Le rôle que la PSM peut jouer pour une pêche plus durable a également été abordé. À cet égard, M. Akuete Assevi, chef de district d’Avlo (municipalité de Grand Popo), a rappelé aux participants de l’atelier que l’exploitation des ressources océaniques constitue la principale ressource de la population côtière du Bénin. « L’épuisement des ressources halieutiques amène de plus en plus les pêcheurs béninois à émigrer vers d’autres pays côtiers de la sous-région de l’Afrique de l’Ouest, tels que la Côte d’Ivoire, le Gabon ou la Mauritanie, afin de préserver leurs moyens de subsistance. Grand Popo fournit de ce fait de nombreux pêcheurs aux pays voisins », a regretté M. Assevi. La gestion durable des ressources côtières et marines du pays bénéficierait ainsi grandement aux pêcheurs, y compris aux communautés de Grand Popo. D’autre part, M. Eric Agbessi, de la Direction de l’Environnement du Togo, a souligné l’importance de penser au-delà de la seule création d’AMP – thème central du second atelier – et d’envisager les usages de l’espace marin et les activités en son sein d’une manière holistique. M. Agbessi a en outre souligné la nécessité de planifier la conservation dans les pays d’Afrique de l’Ouest tout en garantissant le développement socio-économique.
Le développement actuel de mesures de gestion intégrée des zones marines et côtières par le projet GIZMaC au Bénin constitue la suite logique de l’identification et de la description récentes de deux ZIEB et de l’atelier sur le rapport sur l’état de l’environnement marin du mois dernier. La création d’AMP au Bénin constitue la prochaine étape importante du projet GIZMAC. À cet égard, M. Christian Adje, du Centre de Recherches Halieutiques et Océanologiques du Bénin, a présenté les cinq étapes prévues dans le processus de développement des AMP du Bénin: (i) une identification et une description participatives des ZIEB; (ii) une étude des sites identifiés avec la participation des communautés locales; (iii) des études écologiques et socio-économiques et une mise à jour des informations scientifiques existantes; (iv) l’élaboration participative d’un plan de gestion et de réglementations; (v) l’instauration officielle et la désignation de la structure de gestion technique. Dans ce processus de développement des AMP, le Bénin travaille actuellement à la deuxième étape.

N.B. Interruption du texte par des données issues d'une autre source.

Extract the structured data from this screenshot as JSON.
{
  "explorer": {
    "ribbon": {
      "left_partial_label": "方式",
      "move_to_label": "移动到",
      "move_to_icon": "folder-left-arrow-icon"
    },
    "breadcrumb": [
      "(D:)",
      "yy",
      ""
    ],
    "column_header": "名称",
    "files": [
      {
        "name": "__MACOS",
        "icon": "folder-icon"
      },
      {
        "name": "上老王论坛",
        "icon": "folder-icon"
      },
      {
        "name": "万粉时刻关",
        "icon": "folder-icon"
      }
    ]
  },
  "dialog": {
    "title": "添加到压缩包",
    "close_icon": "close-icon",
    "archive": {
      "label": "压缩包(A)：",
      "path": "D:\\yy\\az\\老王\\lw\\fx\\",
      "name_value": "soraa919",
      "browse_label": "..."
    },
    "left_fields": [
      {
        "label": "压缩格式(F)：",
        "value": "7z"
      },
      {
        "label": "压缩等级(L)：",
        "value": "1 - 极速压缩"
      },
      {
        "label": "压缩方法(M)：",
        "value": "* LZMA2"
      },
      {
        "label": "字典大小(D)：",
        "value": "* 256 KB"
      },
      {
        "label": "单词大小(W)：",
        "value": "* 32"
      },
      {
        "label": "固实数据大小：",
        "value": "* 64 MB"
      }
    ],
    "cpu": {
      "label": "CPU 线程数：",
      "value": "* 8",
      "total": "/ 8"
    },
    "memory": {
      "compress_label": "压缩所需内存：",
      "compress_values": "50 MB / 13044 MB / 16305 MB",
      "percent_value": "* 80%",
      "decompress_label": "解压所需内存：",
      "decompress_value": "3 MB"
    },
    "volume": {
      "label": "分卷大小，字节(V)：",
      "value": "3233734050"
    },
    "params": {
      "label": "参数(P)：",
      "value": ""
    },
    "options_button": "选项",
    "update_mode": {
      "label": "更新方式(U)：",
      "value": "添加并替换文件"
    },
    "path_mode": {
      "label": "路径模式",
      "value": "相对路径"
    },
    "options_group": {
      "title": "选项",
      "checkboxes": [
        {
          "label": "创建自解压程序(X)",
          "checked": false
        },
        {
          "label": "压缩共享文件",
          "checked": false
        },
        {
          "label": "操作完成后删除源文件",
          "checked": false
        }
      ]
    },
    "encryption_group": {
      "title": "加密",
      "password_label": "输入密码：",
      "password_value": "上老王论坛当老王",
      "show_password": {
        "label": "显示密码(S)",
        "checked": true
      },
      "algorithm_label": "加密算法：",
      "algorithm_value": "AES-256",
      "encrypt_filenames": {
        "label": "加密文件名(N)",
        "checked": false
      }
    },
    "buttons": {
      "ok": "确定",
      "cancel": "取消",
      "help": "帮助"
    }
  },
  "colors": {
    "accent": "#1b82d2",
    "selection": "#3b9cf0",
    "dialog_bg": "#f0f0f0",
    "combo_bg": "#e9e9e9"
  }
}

Avec la participation du RAMPAO au second atelier, des séances spécifiques ont été consacrées à la protection et à la conservation des ressources marines et côtières, aux processus de création et de gestion des sites, et aux défis et opportunités existants. Les séances avec le RAMPAO ont également été une occasion d’en apprendre davantage sur le réseau, son objectif et les moyens d’y adhérer.
Mme Marie Suzanne Traoré, secrétaire générale du RAMPAO, a expliqué: « L’objectif général du RAMPAO est de fournir un soutien à ses membres – les AMP d’Afrique de l’Ouest, de la Mauritanie à la Sierra Leone. Cependant, le RAMPAO envisage actuellement une extension de son réseau aux autres pays d’Afrique de l’Ouest ». Mme Traoré a ajouté: « Nous sommes ici pour soutenir les autorités béninoises et partager notre expérience en tant que réseau d’AMP, ainsi que pour permettre aux gestionnaires du Bénin de bénéficier de notre expertise. (…) À mesure que le processus de développement des AMP avance, nous espérons également que le rôle technique de la Convention d’Abidjan pourra être progressivement transféré au RAMPAO ».
Un autre aspect essentiel abordé autour de la création d’AMP, est l’importance des sites culturels ou touristiques. M. Pierre Yaï Chabi, chercheur associé au ministère du Tourisme, de la Culture et des Arts du Bénin et point focal de l’UNESCO, a participé à l’atelier afin d’aider l’équipe de coordination du GIZMaC à identifier ces sites potentiels, où les connaissances traditionnelles tiennent un rôle clé dans la gestion durable des ressources en jeu. M. Yaï Chabi a rappelé aux participants qu’il était nécessaire de prendre en compte toutes les logiques (souvent contradictoires) des acteurs – conservation pour certains, consommation pour d’autres – avant d’aborder la mission de transmission de connaissances du Ministère, en mettant l’accent sur le patrimoine subaquatique du Bénin. En effet, plusieurs épaves de navires gisent dans les eaux côtières béninoises, notamment à Donaten et dans les Bouches du Roy. En effet, ce dernier site est proche de Ouidah, qui était autrefois un quai d’embarquement pour les esclaves envoyés d’Afrique en Amérique – aussi connu sous le nom de « Porte du Non-Retour ». Ainsi, cartographiés par des plongeurs et pêcheurs locaux, de nombreux naufrages dans la région remontent à cette époque et sont directement liés à la traite négrière transatlantique.
La biodiversité marine du Bénin est également soumise à l’écotourisme. M. Yaï Chabi, a par exemple évoqué l’ONG Nature Tropicale (qui collabore étroitement avec le projet GIZMaC sur les actions de conservation, visant particulièrement les tortues de mer) et son programme d’écotourisme, qui offre aux touristes des opportunités pour l’observation des baleines et la découverte des zones humides du Bénin. M. Yaï Chabi a enfin souligné combien il était essentiel que les futures AMP englobent ces différents facteurs écologiques, culturels et économiques.
Concernant ce dernier aspect, M. Maxime F. Ahoyo, Préfet Maritime du Bénin, a souligné l’importance pour tous les acteurs de pouvoir mener leurs activités sans nuire ni être affectés par d’autres activités menées dans les zones côtières et marines. Une sensibilisation accrue, une meilleure communication et une attribution concertée des zones d’activités devraient permettre de réduire les conflits d’usage, et rendre l’océan le long du littoral béninois un espace plus sûr.